Home News ABB Reports Third-Quarter Earnings

ABB Reports Third-Quarter Earnings


The Switzerland-based technology company, ABB, has released its third-quarter earnings report. Let’s take a closer look at the key details:

Revenue Highlights:

  • ABB recorded $7.97 billion in quarterly revenue, marking an 8% increase compared to the previous year. However, this figure fell slightly short of analysts’ expectations, who predicted revenue of $8.1 billion.

Net Income:

  • The company’s net profit for the third quarter reached $882 million, more than doubling the $360 million reported in the same period last year.

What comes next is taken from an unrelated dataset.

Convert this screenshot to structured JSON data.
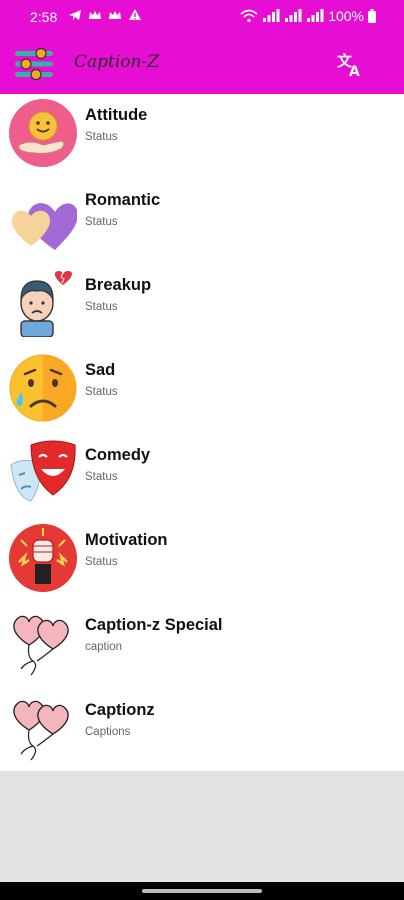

This increase can be attributed to a non-operational provision linked to ABB’s Kusile power plant project in South Africa. Despite the significant growth, net profit still missed analysts’ expectations of $919 million.

Key Points of Interest:

Order Growth:

  • ABB experienced a 2% decline in orders across the entire company, amounting to $8.05 billion. However, the company achieved a book-to-bill ratio of 1.01. Notably, orders grew by 9% in the Americas but fell by 11% in Europe and 5% in the Asia, Middle East, and Africa region. ABB’s Robotics & Discrete Automation business saw a significant decline in reported orders, decreasing by 26% due to the customers normalizing their orders and weakness in the Chinese market. On the other hand, the Process Automation business witnessed a 20% growth in orders compared to the previous year, driven by a substantial $258 million contract that will be executed over several years.

Sentiment Outlook:

  • ABB expects low to mid-single digit comparable revenue growth for the fourth quarter. The company also anticipates a sequential decrease in its fourth-quarter operational earnings before interest, taxes, and amortization (Ebita) margin, which is estimated to be around 16%, down from the 17.4% reported in the third quarter. ABB mentions that this decline aligns with historical patterns. Additionally, ABB revised its full-year outlook, projecting comparable revenue growth in the low teens, compared to the previous target of at least 10%. The operational Ebita margin is now expected to fall within the range of 16.5% to 17%, as opposed to just above 16% as previously stated. ABB acknowledges that the pressure on its Robotics & Discreet Automation business is likely to persist in the next few quarters.